# Mark V TexSpray Texture Sprayer



## nEighter (Nov 14, 2008)

Today I went to a demo that Graco was putting on. I was able to try out the Mark V TexSpray setup. WOW it is awesome! It sprays out a level 5 finish on drywall that is almost perfect. Have bad walls and need to skim them? You could knock out a whole room with this setup in no time. It is VERY expensive at around $5500.00, but you wallpaper guys, or if you are like me and have removed wallpaper.. this is the rig you need! When dried you hit it with a 220grit sandpaper or screen or whatever and it is smoooooth :notworthy: The rep said you can also use it as an airless paint sprayer, and if it can spray drywall mud... you can spray damn near anything with it.

Thought I would share this product with you guys, I plan on adding this to the equipment in the next year or two. It opens up major areas of work that are currently too laborous. 

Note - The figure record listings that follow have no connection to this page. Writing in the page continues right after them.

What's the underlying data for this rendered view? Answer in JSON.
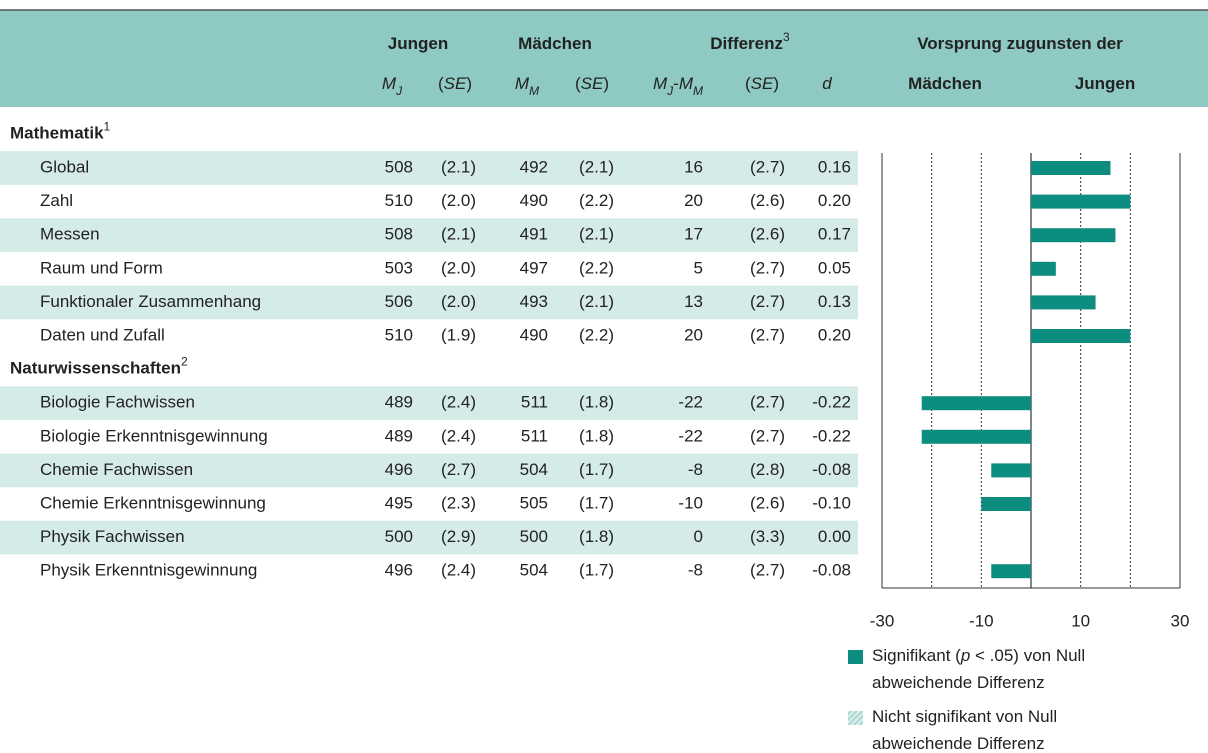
{
  "header": {
    "groups": [
      [
        {
          "t": "Jungen"
        }
      ],
      [
        {
          "t": "Mädchen"
        }
      ],
      [
        {
          "t": "Differenz"
        },
        {
          "t": "3",
          "style": "sup"
        }
      ],
      [
        {
          "t": "Vorsprung zugunsten der"
        }
      ]
    ],
    "sub": [
      [
        {
          "t": "M",
          "style": "i"
        },
        {
          "t": "J",
          "style": "sub"
        }
      ],
      [
        {
          "t": "("
        },
        {
          "t": "SE",
          "style": "i"
        },
        {
          "t": ")"
        }
      ],
      [
        {
          "t": "M",
          "style": "i"
        },
        {
          "t": "M",
          "style": "sub"
        }
      ],
      [
        {
          "t": "("
        },
        {
          "t": "SE",
          "style": "i"
        },
        {
          "t": ")"
        }
      ],
      [
        {
          "t": "M",
          "style": "i"
        },
        {
          "t": "J",
          "style": "sub"
        },
        {
          "t": "-"
        },
        {
          "t": "M",
          "style": "i"
        },
        {
          "t": "M",
          "style": "sub"
        }
      ],
      [
        {
          "t": "("
        },
        {
          "t": "SE",
          "style": "i"
        },
        {
          "t": ")"
        }
      ],
      [
        {
          "t": "d",
          "style": "i"
        }
      ],
      [
        {
          "t": "Mädchen"
        }
      ],
      [
        {
          "t": "Jungen"
        }
      ]
    ]
  },
  "sections": [
    {
      "title": [
        {
          "t": "Mathematik"
        },
        {
          "t": "1",
          "style": "sup"
        }
      ],
      "rows": [
        {
          "label": "Global",
          "mj": 508,
          "sej": "(2.1)",
          "mm": 492,
          "sem": "(2.1)",
          "diff": 16,
          "se": "(2.7)",
          "d": "0.16",
          "significant": true
        },
        {
          "label": "Zahl",
          "mj": 510,
          "sej": "(2.0)",
          "mm": 490,
          "sem": "(2.2)",
          "diff": 20,
          "se": "(2.6)",
          "d": "0.20",
          "significant": true
        },
        {
          "label": "Messen",
          "mj": 508,
          "sej": "(2.1)",
          "mm": 491,
          "sem": "(2.1)",
          "diff": 17,
          "se": "(2.6)",
          "d": "0.17",
          "significant": true
        },
        {
          "label": "Raum und Form",
          "mj": 503,
          "sej": "(2.0)",
          "mm": 497,
          "sem": "(2.2)",
          "diff": 5,
          "se": "(2.7)",
          "d": "0.05",
          "significant": true
        },
        {
          "label": "Funktionaler Zusammenhang",
          "mj": 506,
          "sej": "(2.0)",
          "mm": 493,
          "sem": "(2.1)",
          "diff": 13,
          "se": "(2.7)",
          "d": "0.13",
          "significant": true
        },
        {
          "label": "Daten und Zufall",
          "mj": 510,
          "sej": "(1.9)",
          "mm": 490,
          "sem": "(2.2)",
          "diff": 20,
          "se": "(2.7)",
          "d": "0.20",
          "significant": true
        }
      ]
    },
    {
      "title": [
        {
          "t": "Naturwissenschaften"
        },
        {
          "t": "2",
          "style": "sup"
        }
      ],
      "rows": [
        {
          "label": "Biologie Fachwissen",
          "mj": 489,
          "sej": "(2.4)",
          "mm": 511,
          "sem": "(1.8)",
          "diff": -22,
          "se": "(2.7)",
          "d": "-0.22",
          "significant": true
        },
        {
          "label": "Biologie Erkenntnisgewinnung",
          "mj": 489,
          "sej": "(2.4)",
          "mm": 511,
          "sem": "(1.8)",
          "diff": -22,
          "se": "(2.7)",
          "d": "-0.22",
          "significant": true
        },
        {
          "label": "Chemie Fachwissen",
          "mj": 496,
          "sej": "(2.7)",
          "mm": 504,
          "sem": "(1.7)",
          "diff": -8,
          "se": "(2.8)",
          "d": "-0.08",
          "significant": true
        },
        {
          "label": "Chemie Erkenntnisgewinnung",
          "mj": 495,
          "sej": "(2.3)",
          "mm": 505,
          "sem": "(1.7)",
          "diff": -10,
          "se": "(2.6)",
          "d": "-0.10",
          "significant": true
        },
        {
          "label": "Physik Fachwissen",
          "mj": 500,
          "sej": "(2.9)",
          "mm": 500,
          "sem": "(1.8)",
          "diff": 0,
          "se": "(3.3)",
          "d": "0.00",
          "significant": false
        },
        {
          "label": "Physik Erkenntnisgewinnung",
          "mj": 496,
          "sej": "(2.4)",
          "mm": 504,
          "sem": "(1.7)",
          "diff": -8,
          "se": "(2.7)",
          "d": "-0.08",
          "significant": true
        }
      ]
    }
  ],
  "chart": {
    "xlim": [
      -30,
      30
    ],
    "xticks": [
      -30,
      -10,
      10,
      30
    ],
    "gridlines": [
      -20,
      -10,
      10,
      20
    ],
    "color": "#0d8c80",
    "nonsignificant_color": "#8fc9c3",
    "legend": [
      {
        "significant": true,
        "lines": [
          [
            {
              "t": "Signifikant ("
            },
            {
              "t": "p",
              "style": "i"
            },
            {
              "t": " < .05) von Null"
            }
          ],
          [
            {
              "t": "abweichende Differenz"
            }
          ]
        ]
      },
      {
        "significant": false,
        "lines": [
          [
            {
              "t": "Nicht signifikant von Null"
            }
          ],
          [
            {
              "t": "abweichende Differenz"
            }
          ]
        ]
      }
    ]
  }
}
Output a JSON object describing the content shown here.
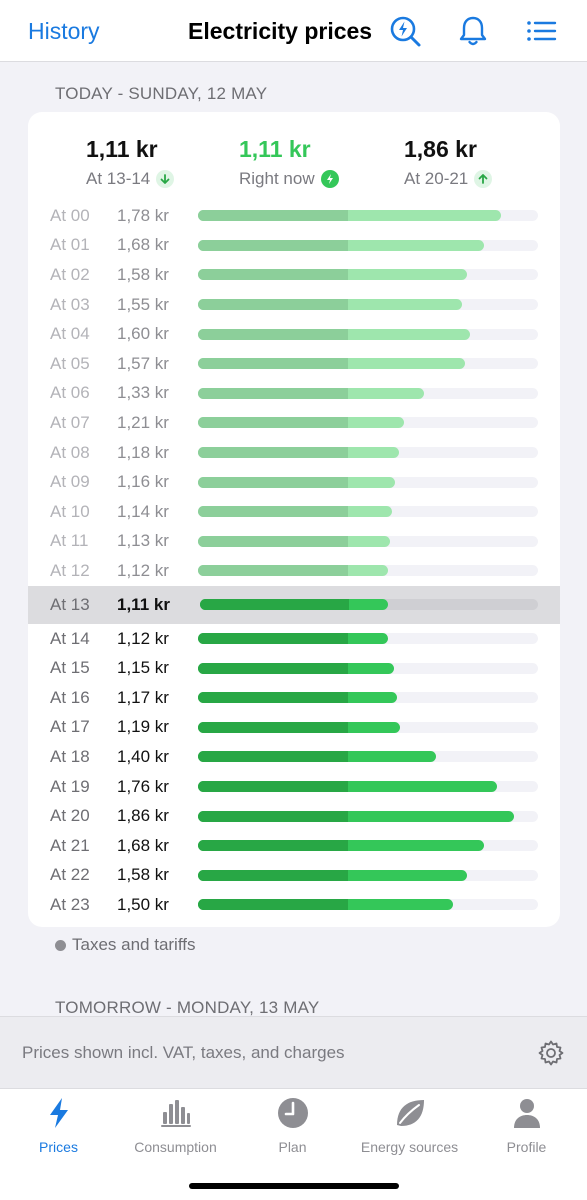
{
  "nav": {
    "back_label": "History",
    "title": "Electricity prices",
    "icons": [
      "search-bolt-icon",
      "bell-icon",
      "list-icon"
    ],
    "accent": "#1a7ae0"
  },
  "today": {
    "header": "TODAY - SUNDAY, 12 MAY",
    "summary": [
      {
        "price": "1,11 kr",
        "label": "At 13-14",
        "icon": "arrow-down-icon"
      },
      {
        "price": "1,11 kr",
        "label": "Right now",
        "icon": "bolt-icon"
      },
      {
        "price": "1,86 kr",
        "label": "At 20-21",
        "icon": "arrow-up-icon"
      }
    ],
    "current_hour_index": 13,
    "base_fraction": 0.44,
    "scale_max": 2.0,
    "hours": [
      {
        "hour": "At 00",
        "price": "1,78 kr",
        "value": 1.78
      },
      {
        "hour": "At 01",
        "price": "1,68 kr",
        "value": 1.68
      },
      {
        "hour": "At 02",
        "price": "1,58 kr",
        "value": 1.58
      },
      {
        "hour": "At 03",
        "price": "1,55 kr",
        "value": 1.55
      },
      {
        "hour": "At 04",
        "price": "1,60 kr",
        "value": 1.6
      },
      {
        "hour": "At 05",
        "price": "1,57 kr",
        "value": 1.57
      },
      {
        "hour": "At 06",
        "price": "1,33 kr",
        "value": 1.33
      },
      {
        "hour": "At 07",
        "price": "1,21 kr",
        "value": 1.21
      },
      {
        "hour": "At 08",
        "price": "1,18 kr",
        "value": 1.18
      },
      {
        "hour": "At 09",
        "price": "1,16 kr",
        "value": 1.16
      },
      {
        "hour": "At 10",
        "price": "1,14 kr",
        "value": 1.14
      },
      {
        "hour": "At 11",
        "price": "1,13 kr",
        "value": 1.13
      },
      {
        "hour": "At 12",
        "price": "1,12 kr",
        "value": 1.12
      },
      {
        "hour": "At 13",
        "price": "1,11 kr",
        "value": 1.11
      },
      {
        "hour": "At 14",
        "price": "1,12 kr",
        "value": 1.12
      },
      {
        "hour": "At 15",
        "price": "1,15 kr",
        "value": 1.15
      },
      {
        "hour": "At 16",
        "price": "1,17 kr",
        "value": 1.17
      },
      {
        "hour": "At 17",
        "price": "1,19 kr",
        "value": 1.19
      },
      {
        "hour": "At 18",
        "price": "1,40 kr",
        "value": 1.4
      },
      {
        "hour": "At 19",
        "price": "1,76 kr",
        "value": 1.76
      },
      {
        "hour": "At 20",
        "price": "1,86 kr",
        "value": 1.86
      },
      {
        "hour": "At 21",
        "price": "1,68 kr",
        "value": 1.68
      },
      {
        "hour": "At 22",
        "price": "1,58 kr",
        "value": 1.58
      },
      {
        "hour": "At 23",
        "price": "1,50 kr",
        "value": 1.5
      }
    ],
    "colors": {
      "past_base": "#8ccf9a",
      "past_extra": "#9ee6ad",
      "future_base": "#28a745",
      "future_extra": "#34c759",
      "now_green": "#34c759"
    }
  },
  "legend": {
    "label": "Taxes and tariffs"
  },
  "tomorrow": {
    "header": "TOMORROW - MONDAY, 13 MAY"
  },
  "notice": {
    "text": "Prices shown incl. VAT, taxes, and charges",
    "icon": "gear-icon"
  },
  "tabs": [
    {
      "label": "Prices",
      "icon": "bolt-icon",
      "active": true
    },
    {
      "label": "Consumption",
      "icon": "bar-chart-icon",
      "active": false
    },
    {
      "label": "Plan",
      "icon": "clock-icon",
      "active": false
    },
    {
      "label": "Energy sources",
      "icon": "leaf-icon",
      "active": false
    },
    {
      "label": "Profile",
      "icon": "person-icon",
      "active": false
    }
  ]
}
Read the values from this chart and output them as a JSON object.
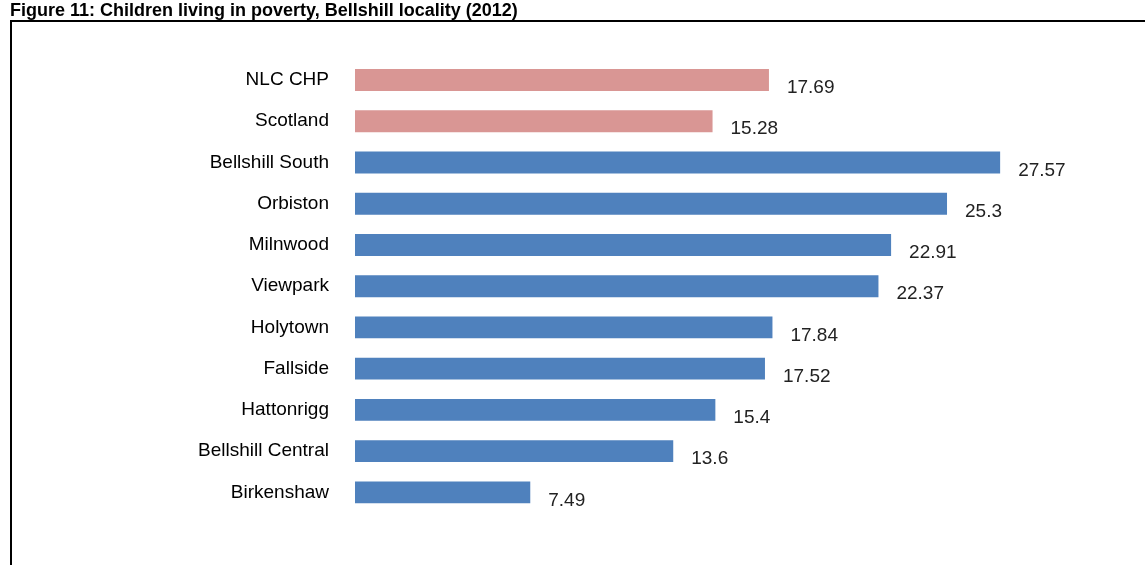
{
  "chart_data": {
    "type": "bar",
    "orientation": "horizontal",
    "title": "Figure 11: Children living in poverty, Bellshill locality (2012)",
    "categories": [
      "NLC CHP",
      "Scotland",
      "Bellshill South",
      "Orbiston",
      "Milnwood",
      "Viewpark",
      "Holytown",
      "Fallside",
      "Hattonrigg",
      "Bellshill Central",
      "Birkenshaw"
    ],
    "values": [
      17.69,
      15.28,
      27.57,
      25.3,
      22.91,
      22.37,
      17.84,
      17.52,
      15.4,
      13.6,
      7.49
    ],
    "colors": [
      "#d99694",
      "#d99694",
      "#4f81bd",
      "#4f81bd",
      "#4f81bd",
      "#4f81bd",
      "#4f81bd",
      "#4f81bd",
      "#4f81bd",
      "#4f81bd",
      "#4f81bd"
    ],
    "data_labels": true,
    "grid": false,
    "legend": false
  }
}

They demoed going over tape.. WOW less than 30 sec on a seam. I am sure there is a youtube vid out there somewhere on it.

anyway 

Cheers!:thumbup:


EDIT: http://www.graco.com/Internet/T_PDB.nsf/SearchView/TexSprayMarkV


----------



## Workaholic (Apr 17, 2007)

Buy used. 
I have seen this machine too and it is a work horse.


----------



## nEighter (Nov 14, 2008)

I will if I can find it :thumbsup: I can only imagine what I could take on with this rig


----------



## H&H (May 28, 2010)

I got my over ebay for 2800 couple weeks ago to spray level 5 and there a new listing for 2500 looks nice... here is the link
http://cgi.ebay.com/Graco-Texspray-...tem&pt=LH_DefaultDomain_0&hash=item439fac9cac


----------



## nEighter (Nov 14, 2008)

Thanks for the link. I still plan on adding this to the pump stable. It could seriously up the ability to do alot of work more efficiently. :thumbsup:


----------



## LOSTinDETAILS (Jun 17, 2009)

nEighter said:


> Thanks for the link. I still plan on adding this to the pump stable. It could seriously up the ability to do alot of work more efficiently. :thumbsup:


When you get one let us know what you think. It looks like a beast.


----------



## nEighter (Nov 14, 2008)

I demo'd it last year and it IS a hause.


----------



## CK_68847 (Apr 17, 2010)

Have any of you guys ever used a graco texspray 2030? It is the craziest pump ive seen. It's got what looks like a fire hose for a gun and shoots out a four foot fan of texture paint. We are painting the outside of 200,000 square foot building and in the first two days including masking got two sides textured. You can also use it for drywall mud. It is a pumping machine.


----------



## nEighter (Nov 14, 2008)

Nope. The biggest, hardcore pump I have used was a Graco Bulldog. It was a pneumatic powered sprayer. We were spraying Coal Tar Epoxy with it. That was a beast.


----------